North Korean Cyber-Criminals Steal $400m in Cryptocurrency in 2021
In a recent report by blockchain analysis firm Chainalysis, it was revealed that North Korean cyber-criminals managed to steal nearly $400 million worth of cryptocurrency in 2021. This staggering amount was obtained through seven attacks on various cryptocurrency platforms, with a primary focus on investment firms and centralized exchanges. The increase in successful hacks from four in 2020 to seven in 2021 represents a 40% rise in stolen funds.
Techniques Used in the Attacks
The hackers employed a variety of techniques to extract the funds from their victims’ “hot” wallets into addresses controlled by the Democratic People’s Republic of Korea (DPRK). These methods included phishing lures, code exploits, malware, and advanced social engineering tactics. Once in possession of the stolen funds, North Korea initiated a meticulous laundering process to conceal and cash out the cryptocurrency.
The Role of Lazarus Group
It is believed that many of these cyber-attacks were orchestrated by the infamous Lazarus Group (APT 38), a hacking group associated with North Korea’s Reconnaissance General Bureau. While Lazarus has been linked to high-profile attacks like Wannacry, their focus in recent years has shifted towards cryptocurrency crimes, proving to be highly profitable for the rogue state.
Previous Crypto Heists and Laundering
North Korean hackers have been implicated in several major cryptocurrency heists over the years, with a report from Venafi indicating that cybercrime is now the primary source of funding for the authoritarian regime.

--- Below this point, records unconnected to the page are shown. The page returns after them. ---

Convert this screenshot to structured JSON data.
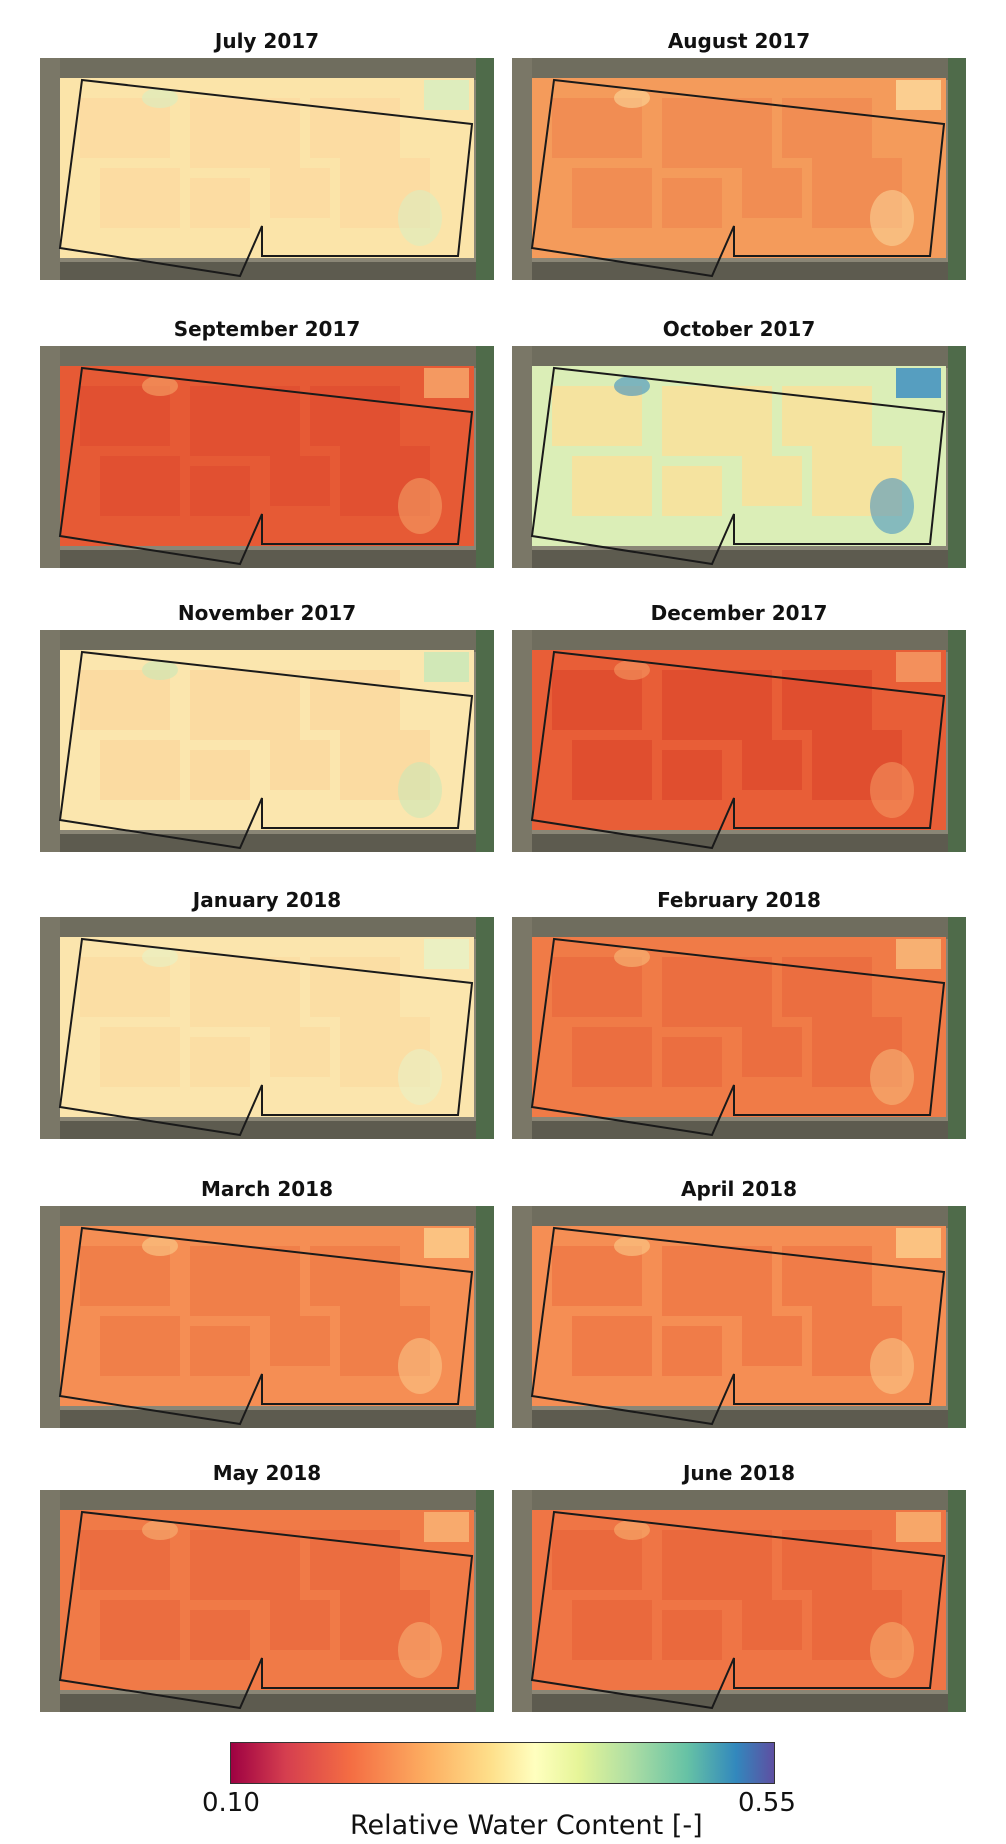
{
  "panels": [
    {
      "title": "July 2017",
      "base": "#fbe4a9",
      "variation": "#fcd9a0",
      "accent": "#d8eec1"
    },
    {
      "title": "August 2017",
      "base": "#f49b5b",
      "variation": "#f08850",
      "accent": "#fcd79a"
    },
    {
      "title": "September 2017",
      "base": "#e65a35",
      "variation": "#df4e30",
      "accent": "#f6a468"
    },
    {
      "title": "October 2017",
      "base": "#dbeeb7",
      "variation": "#fddf97",
      "accent": "#3e8fc2"
    },
    {
      "title": "November 2017",
      "base": "#fbe6ae",
      "variation": "#fbd79c",
      "accent": "#c9e8b8"
    },
    {
      "title": "December 2017",
      "base": "#e85e37",
      "variation": "#dd4a2d",
      "accent": "#f59963"
    },
    {
      "title": "January 2018",
      "base": "#fbe5ad",
      "variation": "#fbdba2",
      "accent": "#e8f2c6"
    },
    {
      "title": "February 2018",
      "base": "#f07b47",
      "variation": "#ea6a3d",
      "accent": "#f8ba7a"
    },
    {
      "title": "March 2018",
      "base": "#f58e54",
      "variation": "#ee7a45",
      "accent": "#fbcb8a"
    },
    {
      "title": "April 2018",
      "base": "#f58e54",
      "variation": "#ed7644",
      "accent": "#fbcb8a"
    },
    {
      "title": "May 2018",
      "base": "#f07a47",
      "variation": "#ea6a3e",
      "accent": "#f9b374"
    },
    {
      "title": "June 2018",
      "base": "#ef7545",
      "variation": "#e8663b",
      "accent": "#f8b070"
    }
  ],
  "legend": {
    "min": "0.10",
    "max": "0.55",
    "label": "Relative Water Content [-]"
  }
}
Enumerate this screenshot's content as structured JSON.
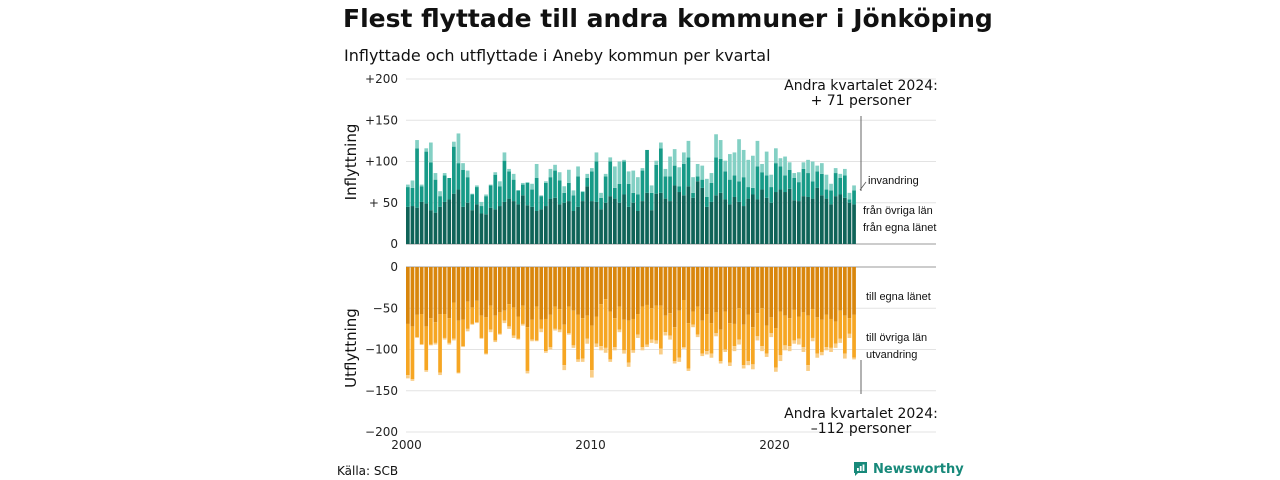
{
  "title": "Flest flyttade till andra kommuner i Jönköping",
  "subtitle": "Inflyttade och utflyttade i Aneby kommun per kvartal",
  "source": "Källa: SCB",
  "brand": "Newsworthy",
  "colors": {
    "in_own": "#0f6358",
    "in_other": "#169a87",
    "in_immigration": "#83d0c4",
    "out_own": "#d9860c",
    "out_other": "#f6a623",
    "out_emigration": "#f9cd86",
    "brand": "#17897a"
  },
  "annotations": {
    "in_line1": "Andra kvartalet 2024:",
    "in_line2": "+ 71 personer",
    "out_line1": "Andra kvartalet 2024:",
    "out_line2": "–112 personer"
  },
  "chart_data": {
    "type": "bar",
    "stacked": true,
    "frequency": "quarterly",
    "start": "2000 Q1",
    "end": "2024 Q2",
    "x_ticks": [
      "2000",
      "2010",
      "2020"
    ],
    "panels": [
      {
        "id": "in",
        "ylabel": "Inflyttning",
        "ylim": [
          0,
          200
        ],
        "yticks": [
          0,
          50,
          100,
          150,
          200
        ],
        "ytick_labels": [
          "0",
          "+ 50",
          "+100",
          "+150",
          "+200"
        ],
        "series": [
          {
            "name": "från egna länet",
            "values": [
              45,
              46,
              44,
              51,
              49,
              41,
              38,
              45,
              51,
              54,
              61,
              66,
              45,
              50,
              41,
              48,
              37,
              36,
              44,
              42,
              46,
              51,
              55,
              52,
              48,
              59,
              47,
              45,
              40,
              42,
              46,
              55,
              56,
              48,
              50,
              52,
              40,
              45,
              52,
              70,
              52,
              51,
              42,
              50,
              58,
              55,
              50,
              60,
              45,
              50,
              40,
              52,
              62,
              41,
              61,
              62,
              55,
              52,
              71,
              63,
              59,
              70,
              56,
              76,
              68,
              45,
              51,
              59,
              62,
              54,
              48,
              57,
              51,
              46,
              55,
              60,
              54,
              66,
              56,
              50,
              63,
              66,
              63,
              67,
              53,
              52,
              58,
              57,
              55,
              68,
              59,
              55,
              48,
              58,
              60,
              56,
              50,
              48
            ]
          },
          {
            "name": "från övriga län",
            "values": [
              24,
              22,
              72,
              19,
              63,
              58,
              40,
              13,
              32,
              26,
              57,
              32,
              45,
              31,
              19,
              21,
              9,
              22,
              27,
              42,
              24,
              50,
              33,
              26,
              17,
              13,
              27,
              21,
              40,
              16,
              28,
              26,
              33,
              29,
              12,
              22,
              19,
              37,
              11,
              10,
              36,
              49,
              14,
              32,
              42,
              13,
              23,
              40,
              28,
              12,
              20,
              37,
              52,
              21,
              35,
              54,
              27,
              30,
              24,
              7,
              38,
              35,
              6,
              6,
              10,
              12,
              23,
              46,
              41,
              34,
              30,
              26,
              25,
              35,
              14,
              8,
              40,
              21,
              27,
              19,
              35,
              28,
              20,
              23,
              27,
              23,
              33,
              29,
              21,
              20,
              26,
              11,
              17,
              28,
              20,
              27,
              4,
              17
            ]
          },
          {
            "name": "invandring",
            "values": [
              3,
              9,
              10,
              2,
              4,
              24,
              8,
              6,
              3,
              0,
              6,
              36,
              8,
              8,
              1,
              2,
              5,
              2,
              1,
              3,
              6,
              10,
              3,
              7,
              0,
              2,
              1,
              7,
              17,
              1,
              2,
              10,
              7,
              10,
              8,
              16,
              6,
              12,
              1,
              5,
              4,
              11,
              6,
              3,
              5,
              26,
              27,
              2,
              15,
              27,
              21,
              3,
              0,
              9,
              5,
              7,
              9,
              24,
              20,
              23,
              14,
              20,
              19,
              15,
              17,
              22,
              12,
              28,
              23,
              13,
              31,
              28,
              51,
              33,
              33,
              39,
              31,
              10,
              29,
              15,
              18,
              10,
              23,
              9,
              6,
              12,
              8,
              16,
              24,
              7,
              13,
              18,
              8,
              6,
              5,
              8,
              8,
              6
            ]
          }
        ]
      },
      {
        "id": "out",
        "ylabel": "Utflyttning",
        "ylim": [
          -200,
          0
        ],
        "yticks": [
          0,
          -50,
          -100,
          -150,
          -200
        ],
        "ytick_labels": [
          "0",
          "−50",
          "−100",
          "−150",
          "−200"
        ],
        "series": [
          {
            "name": "till egna länet",
            "values": [
              -69,
              -72,
              -58,
              -57,
              -72,
              -62,
              -67,
              -57,
              -57,
              -62,
              -43,
              -65,
              -64,
              -42,
              -49,
              -41,
              -59,
              -61,
              -47,
              -59,
              -55,
              -53,
              -45,
              -49,
              -60,
              -47,
              -73,
              -64,
              -48,
              -64,
              -63,
              -58,
              -48,
              -51,
              -70,
              -48,
              -53,
              -58,
              -62,
              -59,
              -71,
              -60,
              -45,
              -39,
              -54,
              -62,
              -48,
              -64,
              -65,
              -63,
              -57,
              -48,
              -46,
              -50,
              -47,
              -47,
              -59,
              -56,
              -73,
              -53,
              -40,
              -68,
              -54,
              -48,
              -65,
              -57,
              -68,
              -55,
              -76,
              -54,
              -68,
              -69,
              -50,
              -70,
              -58,
              -73,
              -56,
              -50,
              -71,
              -61,
              -74,
              -54,
              -59,
              -62,
              -52,
              -60,
              -55,
              -59,
              -51,
              -61,
              -64,
              -58,
              -63,
              -66,
              -53,
              -59,
              -62,
              -58
            ]
          },
          {
            "name": "till övriga län",
            "values": [
              -62,
              -64,
              -27,
              -37,
              -53,
              -32,
              -25,
              -71,
              -29,
              -30,
              -44,
              -63,
              -32,
              -33,
              -20,
              -26,
              -27,
              -44,
              -29,
              -30,
              -26,
              -12,
              -27,
              -34,
              -27,
              -22,
              -53,
              -24,
              -41,
              -11,
              -39,
              -39,
              -27,
              -25,
              -49,
              -32,
              -42,
              -54,
              -49,
              -28,
              -54,
              -33,
              -51,
              -59,
              -58,
              -35,
              -28,
              -37,
              -51,
              -38,
              -25,
              -49,
              -48,
              -38,
              -42,
              -52,
              -20,
              -27,
              -41,
              -57,
              -57,
              -55,
              -16,
              -34,
              -40,
              -45,
              -37,
              -25,
              -38,
              -46,
              -48,
              -27,
              -38,
              -49,
              -56,
              -45,
              -28,
              -46,
              -34,
              -19,
              -48,
              -53,
              -36,
              -34,
              -37,
              -27,
              -42,
              -60,
              -35,
              -44,
              -39,
              -39,
              -35,
              -27,
              -34,
              -46,
              -19,
              -52
            ]
          },
          {
            "name": "utvandring",
            "values": [
              -4,
              -2,
              -1,
              0,
              -2,
              -1,
              -2,
              -3,
              -2,
              -2,
              -2,
              -1,
              -1,
              -3,
              -1,
              -1,
              -1,
              -1,
              -3,
              -2,
              -1,
              -3,
              -3,
              -3,
              -1,
              -2,
              -3,
              -2,
              -1,
              -4,
              -2,
              -3,
              -2,
              -3,
              -6,
              -2,
              -3,
              -3,
              -4,
              -6,
              -9,
              -4,
              -5,
              -6,
              -3,
              -4,
              -3,
              -4,
              -5,
              -3,
              -4,
              -4,
              -3,
              -4,
              -4,
              -7,
              -4,
              -5,
              -3,
              -5,
              -2,
              -3,
              -3,
              -3,
              -3,
              -4,
              -5,
              -4,
              -3,
              -3,
              -4,
              -6,
              -6,
              -4,
              -5,
              -6,
              -5,
              -6,
              -4,
              -5,
              -5,
              -7,
              -6,
              -6,
              -4,
              -7,
              -6,
              -7,
              -4,
              -5,
              -4,
              -4,
              -5,
              -5,
              -5,
              -6,
              -5,
              -2
            ]
          }
        ]
      }
    ]
  }
}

Interestingly, Chainalysis found that while Bitcoin accounted for only 20% of the stolen funds in 2021, Ether made up the majority at 58%, with ERC-20 tokens or altcoins comprising 22%.
Unlaundered Stolen Cryptocurrency
Chainalysis also uncovered $170 million worth of stolen cryptocurrency controlled by North Korea that has yet to be laundered. These funds are the result of separate hacks dating back to 2017. The security awareness advocate at KnowBe4, Erich Kron, emphasized the attractiveness of targeting cryptocurrency due to its decentralized nature and irreversible transactions, making it a prime target for nation-states looking to circumvent financial restrictions.